Forderung der Investitionsbank: Ehemalige Buchhändlerin aus Halle soll 1.050 Euro zurückzahlen
Die ehemalige Buchhändlerin Konstanze Dahms aus Halle-Silberhöhe steht vor einem unerwarteten finanziellen Problem. Fünf Jahre nach der Schließung ihres Ladens erhielt sie im Februar 2026 einen Brief der Investitionsbank Sachsen-Anhalt (IB), in dem die Rückzahlung von 1.050 Euro gefordert wird.
Unverständnis über die späte Forderung
Konstanze Dahms äußert sich geschockt über die Situation. „Ich bin total geschockt“, erklärt sie, während sie den Brief an ihrem Wohnzimmertisch in den Händen hält. Ihr Buchladen ist seit 2021 geschlossen, was die aktuelle Forderung der Bank besonders überraschend macht. Die genauen Gründe für die Rückzahlungsaufforderung sind bisher nicht vollständig geklärt, doch die Betroffene vermutet administrative Nachforderungen.
Die Investitionsbank Sachsen-Anhalt ist als Förderinstitution für Unternehmen in der Region bekannt. In diesem Fall scheint es sich um eine späte Regulierung von Fördergeldern oder ähnlichen finanziellen Vereinbarungen zu handeln. Experten weisen darauf hin, dass solche Forderungen zwar rechtlich möglich sein können, aber oft auf veralteten Daten oder bürokratischen Verzögerungen beruhen.

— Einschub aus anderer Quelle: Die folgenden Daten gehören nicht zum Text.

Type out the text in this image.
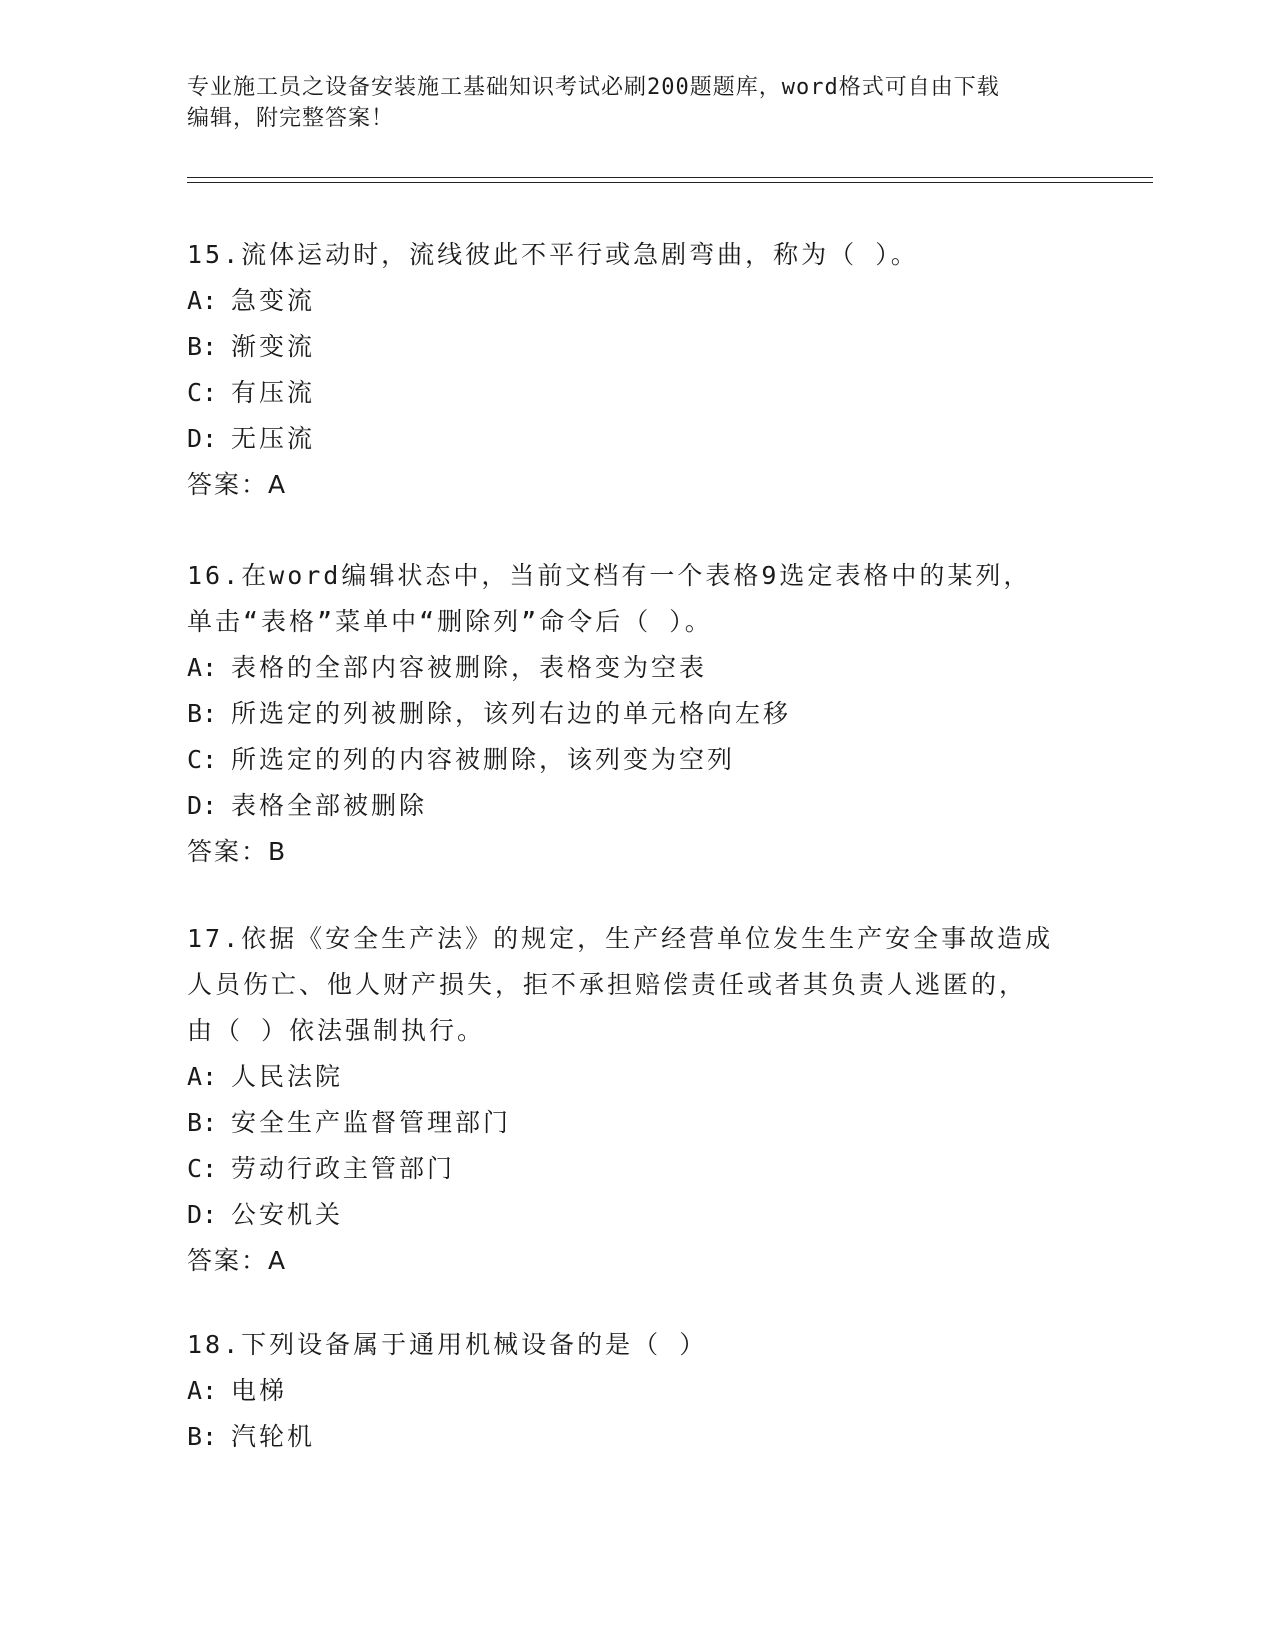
专业施工员之设备安装施工基础知识考试必刷200题题库，word格式可自由下载
编辑，附完整答案！
15.流体运动时，流线彼此不平行或急剧弯曲，称为（ ）。
A: 急变流
B: 渐变流
C: 有压流
D: 无压流
答案：A
16.在word编辑状态中，当前文档有一个表格9选定表格中的某列，
单击“表格”菜单中“删除列”命令后（ ）。
A: 表格的全部内容被删除，表格变为空表
B: 所选定的列被删除，该列右边的单元格向左移
C: 所选定的列的内容被删除，该列变为空列
D: 表格全部被删除
答案：B
17.依据《安全生产法》的规定，生产经营单位发生生产安全事故造成
人员伤亡、他人财产损失，拒不承担赔偿责任或者其负责人逃匿的，
由（ ）依法强制执行。
A: 人民法院
B: 安全生产监督管理部门
C: 劳动行政主管部门
D: 公安机关
答案：A
18.下列设备属于通用机械设备的是（ ）
A: 电梯
B: 汽轮机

Reaktionen und mögliche Folgen
Die Nachricht hat in Halle und darüber hinaus für Aufsehen gesorgt. Lokale Händlerverbände zeigen Verständnis für die Situation von Konstanze Dahms und kritisieren die zeitliche Diskrepanz zwischen Ladenschließung und Forderung. Viele fragen sich, warum die Bank erst nach fünf Jahren aktiv wird.
Mögliche Schritte für die ehemalige Buchhändlerin umfassen:
- Rechtliche Beratung einholen
- Klarstellung der Forderungsgründe bei der Bank anfordern
- Prüfung von Stundungs- oder Ratenzahlungsmöglichkeiten
Der Fall wirft grundsätzliche Fragen zur Transparenz und Fairness im Umgang mit kleinen Unternehmen auf. Insbesondere in wirtschaftlich schwierigen Zeiten können solche unerwarteten finanziellen Belastungen existenzbedrohend sein. Die Investitionsbank Sachsen-Anhalt hat sich bisher nicht öffentlich zu den Details geäußert.
Für Konstanze Dahms bleibt die Situation vorerst unklar. Sie hofft auf eine schnelle Klärung und betont, dass sie als ehemalige Unternehmerin stets ihren Verpflichtungen nachgekommen ist. Der Brief der Bank hat jedoch nicht nur finanzielle, sondern auch emotionale Auswirkungen, da er Erinnerungen an die Schließung ihres Ladens wachruft.